Un groupe de hackers anonymes a revendiqué sur les réseaux sociaux la responsabilité de l’attaque, affirmant avoir ciblé les trois plus grandes entreprises sidérurgiques iraniennes en réponse aux « agressions de la République islamique ».

Le groupe, qui se fait appeler « Gonjeshke Darande », a publié ce qu’il prétend être des images de vidéo-surveillance de l’usine Khuzestan Steel Co., donnant à voir les dysfonctionnements d’une machinerie lourde sur une ligne de production de barres d’acier, à l’origine d’un énorme incendie.

Les correspondants militaires israéliens, régulièrement informés par de hauts responsables de manière officieuse, ont laissé entendre qu’Israël était responsable de l’attaque, en représailles à ce qui a été présenté comme une cyberattaque qui avait déclenché des sirènes antiaériennes à Jérusalem et Eilat, la semaine passée.

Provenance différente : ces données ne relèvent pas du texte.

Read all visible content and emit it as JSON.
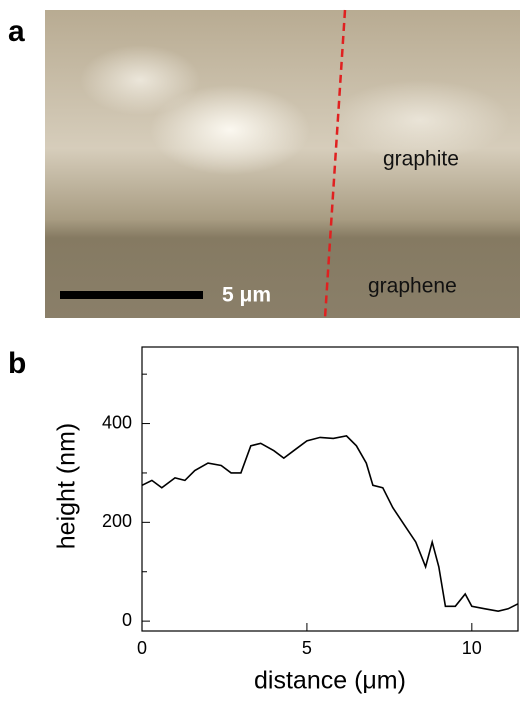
{
  "panel_a": {
    "label": "a",
    "region_top": "graphite",
    "region_bottom": "graphene",
    "scale_bar": "5 μm"
  },
  "chart_data": {
    "type": "line",
    "panel_label": "b",
    "x_label": "distance (μm)",
    "y_label": "height (nm)",
    "x": [
      0,
      0.3,
      0.6,
      1.0,
      1.3,
      1.6,
      2.0,
      2.4,
      2.7,
      3.0,
      3.3,
      3.6,
      4.0,
      4.3,
      4.6,
      5.0,
      5.4,
      5.8,
      6.2,
      6.5,
      6.8,
      7.0,
      7.3,
      7.6,
      8.0,
      8.3,
      8.6,
      8.8,
      9.0,
      9.2,
      9.5,
      9.8,
      10.0,
      10.4,
      10.8,
      11.1,
      11.4
    ],
    "values": [
      275,
      285,
      270,
      290,
      285,
      305,
      320,
      315,
      300,
      300,
      355,
      360,
      345,
      330,
      345,
      365,
      372,
      370,
      375,
      355,
      320,
      275,
      270,
      230,
      190,
      160,
      110,
      160,
      110,
      30,
      30,
      55,
      30,
      25,
      20,
      25,
      35
    ],
    "color": "#000000",
    "xlim": [
      0,
      11.4
    ],
    "xticks": [
      0,
      5,
      10
    ],
    "ylim": [
      -20,
      555
    ],
    "yticks": [
      0,
      200,
      400
    ],
    "minor_yticks": [
      100,
      300,
      500
    ]
  }
}
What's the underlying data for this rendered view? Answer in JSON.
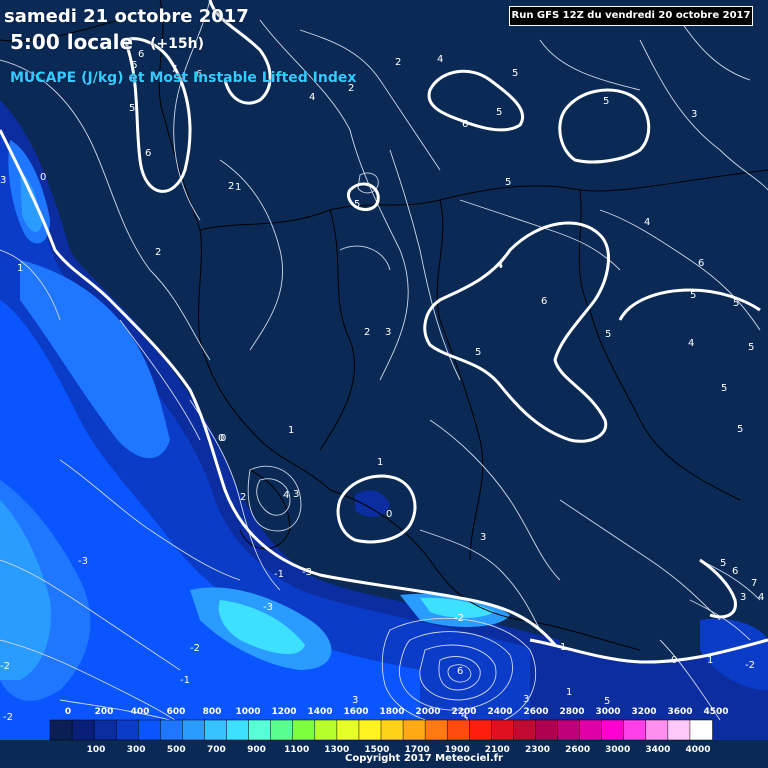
{
  "header": {
    "date": "samedi 21 octobre 2017",
    "time": "5:00 locale",
    "offset": "(+15h)",
    "parameter": "MUCAPE (J/kg) et Most Instable Lifted Index"
  },
  "run_info": "Run GFS 12Z du vendredi 20 octobre 2017",
  "copyright": "Copyright 2017 Meteociel.fr",
  "legend": {
    "colors": [
      "#0b1f55",
      "#0a1f78",
      "#0b2da0",
      "#0b3cc8",
      "#0b55ff",
      "#1f77ff",
      "#2a9bff",
      "#35c2ff",
      "#3ee0ff",
      "#59ffd6",
      "#59ff8f",
      "#7dff3f",
      "#b6ff2a",
      "#e6ff26",
      "#fff21f",
      "#ffd21a",
      "#ffaa15",
      "#ff7a12",
      "#ff4a10",
      "#ff1e10",
      "#e01020",
      "#c00a30",
      "#b00050",
      "#c0007a",
      "#e000a8",
      "#ff00d0",
      "#ff40e8",
      "#ff90f0",
      "#ffc8f8",
      "#ffffff"
    ],
    "top_labels": [
      "0",
      "200",
      "400",
      "600",
      "800",
      "1000",
      "1200",
      "1400",
      "1600",
      "1800",
      "2000",
      "2200",
      "2400",
      "2600",
      "2800",
      "3000",
      "3200",
      "3600",
      "4500"
    ],
    "bottom_labels": [
      "100",
      "300",
      "500",
      "700",
      "900",
      "1100",
      "1300",
      "1500",
      "1700",
      "1900",
      "2100",
      "2300",
      "2600",
      "3000",
      "3400",
      "4000"
    ]
  },
  "lifted_index_labels": [
    {
      "t": "6"
    },
    {
      "t": "6"
    },
    {
      "t": "7"
    },
    {
      "t": "6"
    },
    {
      "t": "5"
    },
    {
      "t": "6"
    },
    {
      "t": "5"
    },
    {
      "t": "4"
    },
    {
      "t": "2"
    },
    {
      "t": "2"
    },
    {
      "t": "4"
    },
    {
      "t": "1"
    },
    {
      "t": "5"
    },
    {
      "t": "5"
    },
    {
      "t": "6"
    },
    {
      "t": "3"
    },
    {
      "t": "5"
    },
    {
      "t": "4"
    },
    {
      "t": "5"
    },
    {
      "t": "4"
    },
    {
      "t": "2"
    },
    {
      "t": "3"
    },
    {
      "t": "4"
    },
    {
      "t": "6"
    },
    {
      "t": "5"
    },
    {
      "t": "5"
    },
    {
      "t": "5"
    },
    {
      "t": "6"
    },
    {
      "t": "5"
    },
    {
      "t": "4"
    },
    {
      "t": "5"
    },
    {
      "t": "5"
    },
    {
      "t": "5"
    },
    {
      "t": "2"
    },
    {
      "t": "3"
    },
    {
      "t": "1"
    },
    {
      "t": "4"
    },
    {
      "t": "3"
    },
    {
      "t": "0"
    },
    {
      "t": "1"
    },
    {
      "t": "2"
    },
    {
      "t": "0"
    },
    {
      "t": "3"
    },
    {
      "t": "-1"
    },
    {
      "t": "-3"
    },
    {
      "t": "-3"
    },
    {
      "t": "-2"
    },
    {
      "t": "-1"
    },
    {
      "t": "-2"
    },
    {
      "t": "-2"
    },
    {
      "t": "6"
    },
    {
      "t": "3"
    },
    {
      "t": "1"
    },
    {
      "t": "2"
    },
    {
      "t": "0"
    },
    {
      "t": "-1"
    },
    {
      "t": "-2"
    },
    {
      "t": "5"
    },
    {
      "t": "6"
    },
    {
      "t": "7"
    },
    {
      "t": "4"
    },
    {
      "t": "0"
    },
    {
      "t": "1"
    },
    {
      "t": "1"
    },
    {
      "t": "0"
    },
    {
      "t": "-3"
    },
    {
      "t": "-2"
    },
    {
      "t": "3"
    },
    {
      "t": "4"
    },
    {
      "t": "5"
    },
    {
      "t": "1"
    },
    {
      "t": "3"
    }
  ]
}
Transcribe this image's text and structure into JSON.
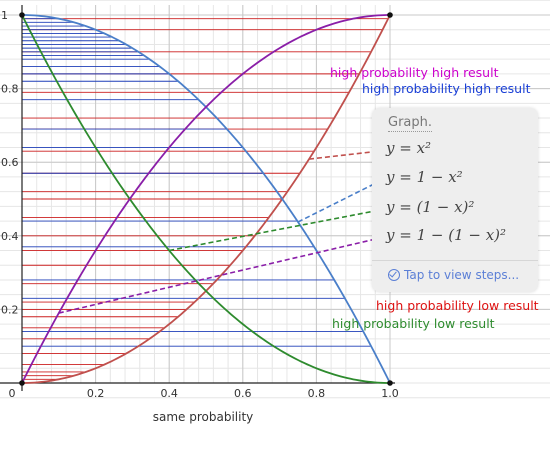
{
  "chart_data": {
    "type": "line",
    "xlabel": "same probability",
    "ylabel": "",
    "xlim": [
      0,
      1
    ],
    "ylim": [
      0,
      1
    ],
    "grid": true,
    "x_ticks": [
      "0",
      "0.2",
      "0.4",
      "0.6",
      "0.8",
      "1.0"
    ],
    "y_ticks": [
      "0.2",
      "0.4",
      "0.6",
      "0.8",
      "1"
    ],
    "series": [
      {
        "formula": "y = x²",
        "color": "#c0504d"
      },
      {
        "formula": "y = 1 − x²",
        "color": "#4a7fc9"
      },
      {
        "formula": "y = (1 − x)²",
        "color": "#2e8b2e"
      },
      {
        "formula": "y = 1 − (1 − x)²",
        "color": "#8a1ea8"
      }
    ],
    "red_lines_y": [
      0.01,
      0.02,
      0.03,
      0.05,
      0.08,
      0.12,
      0.15,
      0.18,
      0.2,
      0.22,
      0.27,
      0.32,
      0.36,
      0.4,
      0.45,
      0.5,
      0.52,
      0.57,
      0.63,
      0.69,
      0.72,
      0.79,
      0.84,
      0.9,
      0.96,
      0.99
    ],
    "blue_lines_y": [
      0.1,
      0.14,
      0.23,
      0.28,
      0.37,
      0.44,
      0.57,
      0.64,
      0.69,
      0.77,
      0.82,
      0.84,
      0.86,
      0.88,
      0.89,
      0.9,
      0.91,
      0.92,
      0.93,
      0.94,
      0.95,
      0.96,
      0.97,
      0.98,
      0.99
    ],
    "annotations": [
      {
        "text": "high probability high result",
        "color": "#cc00cc"
      },
      {
        "text": "high probability high result",
        "color": "#1a3fd6"
      },
      {
        "text": "high probability low result",
        "color": "#dd1111"
      },
      {
        "text": "high probability low result",
        "color": "#2e8b2e"
      }
    ]
  },
  "panel": {
    "title": "Graph.",
    "steps_label": "Tap to view steps...",
    "steps_icon": "check-circle-icon",
    "accent": "#5b7fd6"
  }
}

« Tout comme il y a une dissuasion nucléaire, il y aura une cyber-dissuasion… Si quelqu’un nous attaque sur le cyber-espace, nous l’attaquerons en retour », a assuré Bennett.

Capture d’écran de ce que l’on croit être des images de vidéo surveillance obtenues de l’usine iranienne de Khuzestan Steel Co., où une pièce de machinerie lourde dysfonctionne et provoque un incendie de grande ampleur, le 27 juin 2022. (Crédit : Capture d’écran Twitter)

S’exprimant lors de la même conférence, le chef de la Direction nationale de la cybersécurité d’Israël, Gaby Portnoy, a déclaré que l’Iran était devenu un « rival dominant » dans le cyber-espace, à l’origine d’attaques répétées ces derniers mois contre des infrastructures civiles.

« Le temps où n’existait qu’un seul type d’ennemi idéologique déclaré est révolu. D’une part, l’Iran est devenu notre rival dominant dans le cyber-espace, avec le Hezbollah et le Hamas », a expliqué Portnoy. « Nous les observons, nous savons comment ils fonctionnent, et nous sommes là. »

« D’autre part, le spectre a été étendu à d’autres attaquants, groupes, mandataires, organisations criminelles indépendantes et particuliers », a ajouté Portnoy.

Selon les données présentées par la direction lors de la conférence, 1 500 cyberattaques auraient été déjouées au cours de la seule année écoulée en Israël.

Le Brigadier général (à la retraite) Gaby Portnoy, directeur général de la Direction nationale de la cybersécurité en Israël. (Crédit : Avshalom Sassoni/Flash90)

Israël et l’Iran se livrent depuis des années une cyber-guerre, essentiellement secrète, qui remonte occasionnellement à la surface.

Les responsables israéliens ont ainsi accusé l’Iran d’avoir tenté de pirater le système d’eau d’Israël en 2020.

À son tour, l’Iran a accusé les États-Unis et Israël de cyberattaques qui ont nui aux infrastructures du pays.

L’Iran avait dû déconnecter une grande partie de son infrastructure gouvernementale d’Internet après que le virus informatique Stuxnet –considéré comme une création américano-israélienne – a perturbé des milliers de centrifugeuses iraniennes dans les centres nucléaires, à la fin des années 2000.

Lors d’un incident de grande ampleur l’an dernier, une cyberattaque contre le système de distribution de carburant iranien avait paralysé les stations-service dans tout le pays, entraînant de longues files d’attente d’automobilistes en colère. Le même groupe de piratage anonyme, Gonjeshke Darande, avait revendiqué la responsabilité de cette attaque.